The Ontario Superior Court of Justice has for the first time imposed sanctions on a plaintiff for commencing an action found to be a SLAPP case.
The acronym SLAPP stands for 'Strategic Litigation Against Public Participation'. It refers to litigation without substantial legal merit that is brought against citizens or groups in order to silence their opposition to the plaintiff on matters of public interest, and deter by example others who might voice opposition to the plaintiff on public interest issues.
In Morris v. Johnson, the plaintiff was the mayor of an Ontario town. She claimed she had been libelled by anonymous postings on an Internet forum for speech on local municipal politics. At the time of the postings the plaintiff was engaged in a re-election campaign. The plaintiff sued two individuals who she alleged were moderators of the website. She proceeded against the named defendants on the basis that they had either exercised control over the publication of the posts or encouraged their publication. The mayor sued three anonymous defendants as the authors of the posts.
The action became the subject of a motion over the right of the mayor to compel various parties to provide information that the mayor said would identify the anonymous defendants. In early 2011, the court dismissed the mayor's motion on the basis that the mayor had failed to establish a prima facie case of defamation in material before the court. Approximately one year after election day (when the mayor was defeated), the mayor discontinued her libel action. The named defendants sought an order for costs of the action, and claimed increased costs on the ground that the action was a SLAPP case.
In assessing the defendants' arguments, Master Thomas Hawkins placed emphasis on the following:
- Both individual defendants had been vocal critics of the mayor during her term in office;
- The action was commenced less than three weeks before election day;
- The action claimed $6,000,000.00 in damages and injunctive relief;
- The action was commenced without any prior warning or demand for a retraction or removal of the posts;
- The individual defendants were immediately served with a short form notice of action issued at the local court without a full statement of claim, contrary to procedural law;
- The action was expressly brought by the plaintiff "in her capacity as Mayor" of the municipality, and was funded by the municipality;
- One of the individual defendants delivered an affidavit asserting that the mayor had commenced the action in order to silence him in the period before the election;
- The mayor provided no evidence contradicting the allegation that her motive had been to silence the defendants, or any other evidence regarding the action or why she had discontinued it.
After reviewing the facts Master Thomas Hawkins concluded, "I infer from these facts that [the mayor] was not prepared to wait and see if a demand letter would have the desired effect of silencing [the named defendants] and not prepared to wait until her lawyers prepared a statement of claim." He continued, "In my view, [the mayor] wanted to hit [the individual defendants] quickly and hard, in order to silence them as her critics sooner rather than later in the weeks leading up to the October 25, 2010 municipal elections."
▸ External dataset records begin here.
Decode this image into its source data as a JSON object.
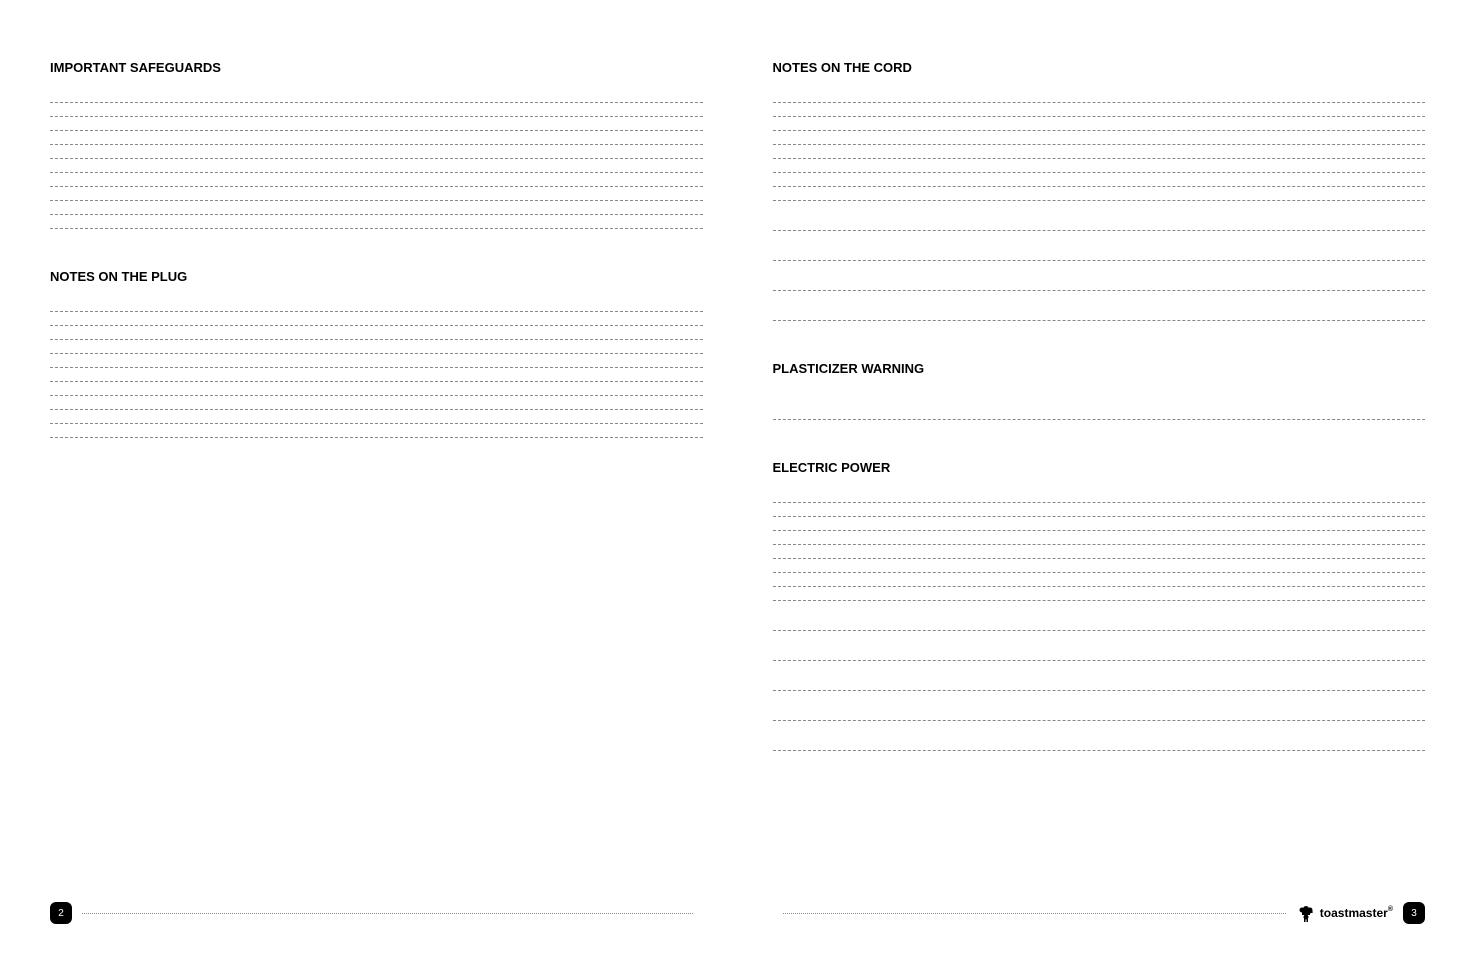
{
  "left": {
    "page_number": "2",
    "sections": [
      {
        "title": "IMPORTANT SAFEGUARDS",
        "sub": "",
        "dense_lines": 10,
        "spaced_lines": 0
      },
      {
        "title": "NOTES ON THE PLUG",
        "sub": "",
        "dense_lines": 10,
        "spaced_lines": 0
      }
    ]
  },
  "right": {
    "page_number": "3",
    "sections": [
      {
        "title": "NOTES ON THE CORD",
        "sub": "",
        "dense_lines": 8,
        "spaced_lines": 4
      },
      {
        "title": "PLASTICIZER WARNING",
        "sub": "",
        "dense_lines": 0,
        "spaced_lines": 1
      },
      {
        "title": "ELECTRIC POWER",
        "sub": "",
        "dense_lines": 8,
        "spaced_lines": 5
      }
    ],
    "logo_text": "toastmaster"
  },
  "colors": {
    "bg": "#ffffff",
    "text": "#000000",
    "line": "#888888"
  }
}
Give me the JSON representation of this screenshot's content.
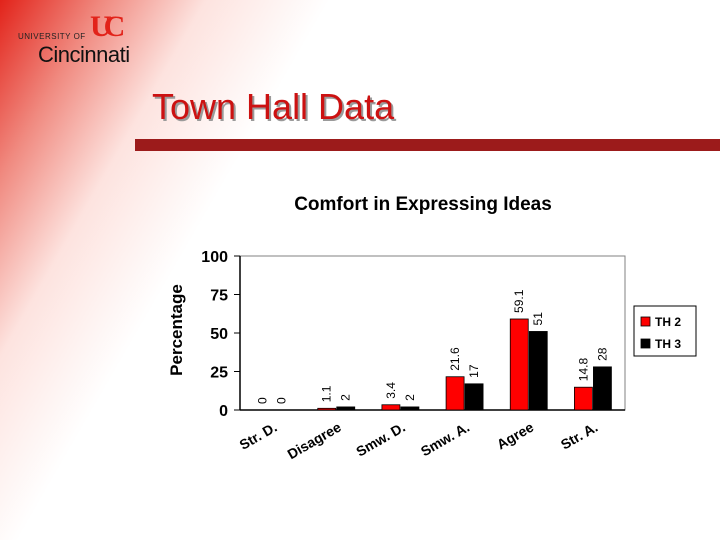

Master Hawkins concluded that he would award "special enhanced costs" to the defendants because, "I regard this action as SLAPP litigation designed to stifle debate about [the mayor's] fitness for office".
In awarding "special enhanced costs", Master Hawkins applied the decision of the British Columbia Supreme Court in Scory v Krannitz, in which the court exercised its general costs discretion to award elevated costs in a SLAPP scenario. In Scory, the plaintiff's action was completely without merit and had the effect of silencing the defendants' participation in a local public issue.
Legal measures against SLAPP cases have also been implemented in Quebec, through amendments to the Civil Code of Quebec, which allow for the possibility of damages being awarded against a plaintiff found to have brought an action improperly. In Ontario, a tripartite panel appointed by the Attorney General recommended in October of 2010 that a special procedure be adopted to quickly assess alleged SLAPP cases and impose sanctions where appropriate. It remains to be seen whether Ontario will take legislative steps to address the subject.
The costs decision in Morris may yet be subject to appellate review on the question whether Ontario's Rules of Civil Procedure authorize the making of orders as to costs having regard to SLAPP considerations. At this point, Morris stands as yet another example of continuing legal initiatives to address SLAPP cases, and more generally, to protect freedom of expression on subjects of public interest. Although such cases always involve a careful balancing between free speech and the protection of reputation, an adverse costs award may be the most practical remedy where a court finds it to have been clearly established that a plaintiff has misused the court's process for the purpose of suppressing free expression.